Quatre jours après le drame, la famille de Kelyan, l'adolescent de 17 ans tué par son père à Nice, a décidé de briser le silence. Par la voix de son avocat, Me Paul Sollacaro, elle exprime sa « profonde meurtrissure » et sa « sidération » face à cet « assassinat innommable », tout en appelant « au respect et à la dignité » pour traverser cette épreuve. L'avocat précise que « viendra ensuite le temps de la justice et, à son terme, celui de la peine, qui devra être à la hauteur de l'horreur de l'acte commis ».
Un père qui a tué son fils pour se venger de sa femme
Lundi 3 août 2026, au cinquième étage de la résidence Les Étoiles, rue des Étoiles, dans le quartier de la Madeleine à Nice, Fabrice H., 59 ans, a ôté la vie à son fils Kelyan. Selon ses aveux, il a d'abord étouffé l'adolescent avec un coussin, puis l'a étranglé avec le câble d'un fer à repasser. Un geste qu'il qualifie de « désespéré », mais qui s'inscrit dans un contexte de séparation conjugale conflictuelle. Son épouse avait déposé plainte contre lui deux jours plus tôt pour violences conjugales et harcèlement.

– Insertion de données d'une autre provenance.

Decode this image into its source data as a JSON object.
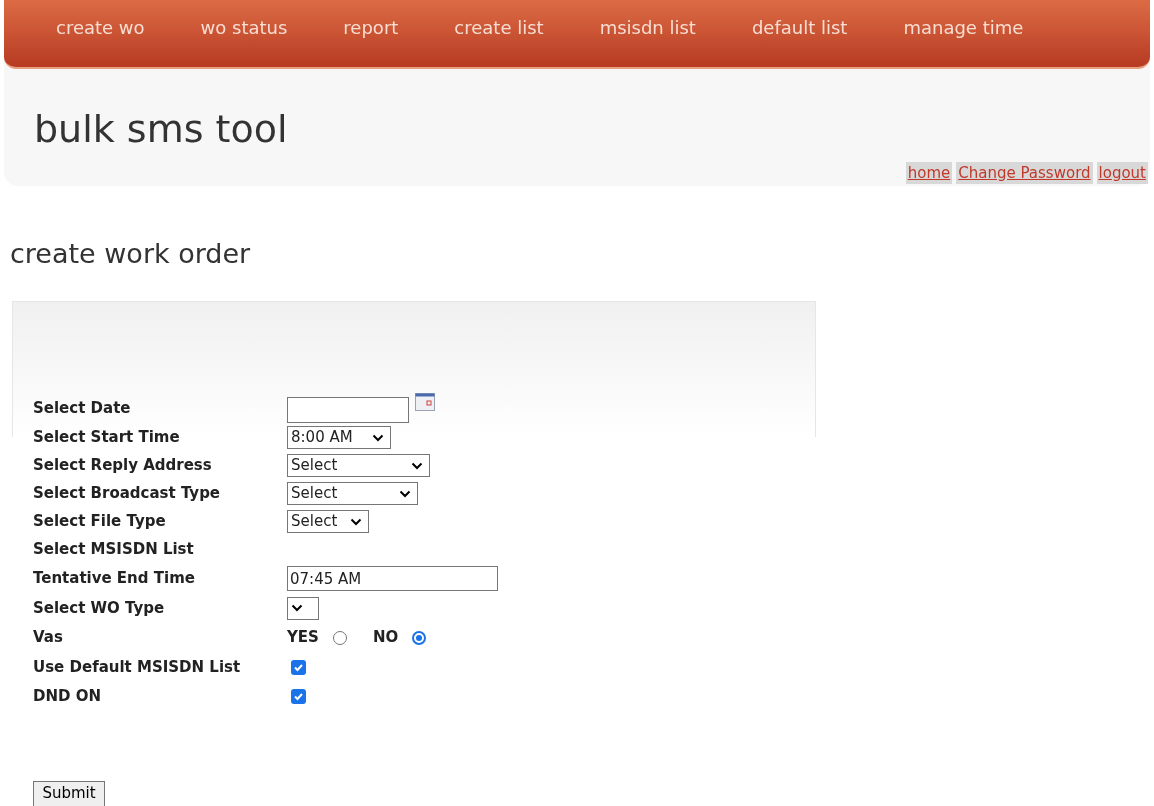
{
  "nav": [
    {
      "label": "create wo",
      "selected": false
    },
    {
      "label": "wo status",
      "selected": false
    },
    {
      "label": "report",
      "selected": false
    },
    {
      "label": "create list",
      "selected": false
    },
    {
      "label": "msisdn list",
      "selected": false
    },
    {
      "label": "default list",
      "selected": false
    },
    {
      "label": "manage time",
      "selected": false
    }
  ],
  "site_title": "bulk sms tool",
  "user_links": [
    "home",
    "Change Password",
    "logout"
  ],
  "page_title": "create work order",
  "form": {
    "rows": [
      {
        "label": "Select Date",
        "kind": "date",
        "value": ""
      },
      {
        "label": "Select Start Time",
        "kind": "select",
        "value": "8:00 AM"
      },
      {
        "label": "Select Reply Address",
        "kind": "select",
        "value": "Select"
      },
      {
        "label": "Select Broadcast Type",
        "kind": "select",
        "value": "Select"
      },
      {
        "label": "Select File Type",
        "kind": "select",
        "value": "Select"
      },
      {
        "label": "Select MSISDN List",
        "kind": "none"
      },
      {
        "label": "Tentative End Time",
        "kind": "text",
        "value": "07:45 AM"
      },
      {
        "label": "Select WO Type",
        "kind": "select",
        "value": ""
      },
      {
        "label": "Vas",
        "kind": "radio",
        "options": [
          {
            "label": "YES",
            "selected": false
          },
          {
            "label": "NO",
            "selected": true
          }
        ]
      },
      {
        "label": "Use Default MSISDN List",
        "kind": "checkbox",
        "checked": true
      },
      {
        "label": "DND ON",
        "kind": "checkbox",
        "checked": true
      }
    ],
    "submit": "Submit"
  }
}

Une mise en scène macabre et des photos envoyées à la famille
Après avoir commis l'irréparable, Fabrice H. a prévenu les autorités vers 15 heures, comme l'a indiqué le parquet de Nice. Il a ensuite envoyé à son épouse et à ses beaux-parents deux photos : l'une le montrant « allongé dans une housse blanche, torse nu et les yeux ouverts, avec des marques de lacération ensanglantées au niveau du cou », l'autre représentant « le visage d'un adolescent, les yeux fermés, allongé dans une housse similaire remontée jusqu'au cou ». Une mise en scène macabre qui a précédé l'arrivée des forces de l'ordre. Les policiers du Raid ont découvert la scène dans l'appartement, ainsi qu'une lettre dans la salle de bain, dans laquelle l'aide-soignant tentait d'expliquer son passage à l'acte, qu'il présentera plus tard comme un « coup de folie ».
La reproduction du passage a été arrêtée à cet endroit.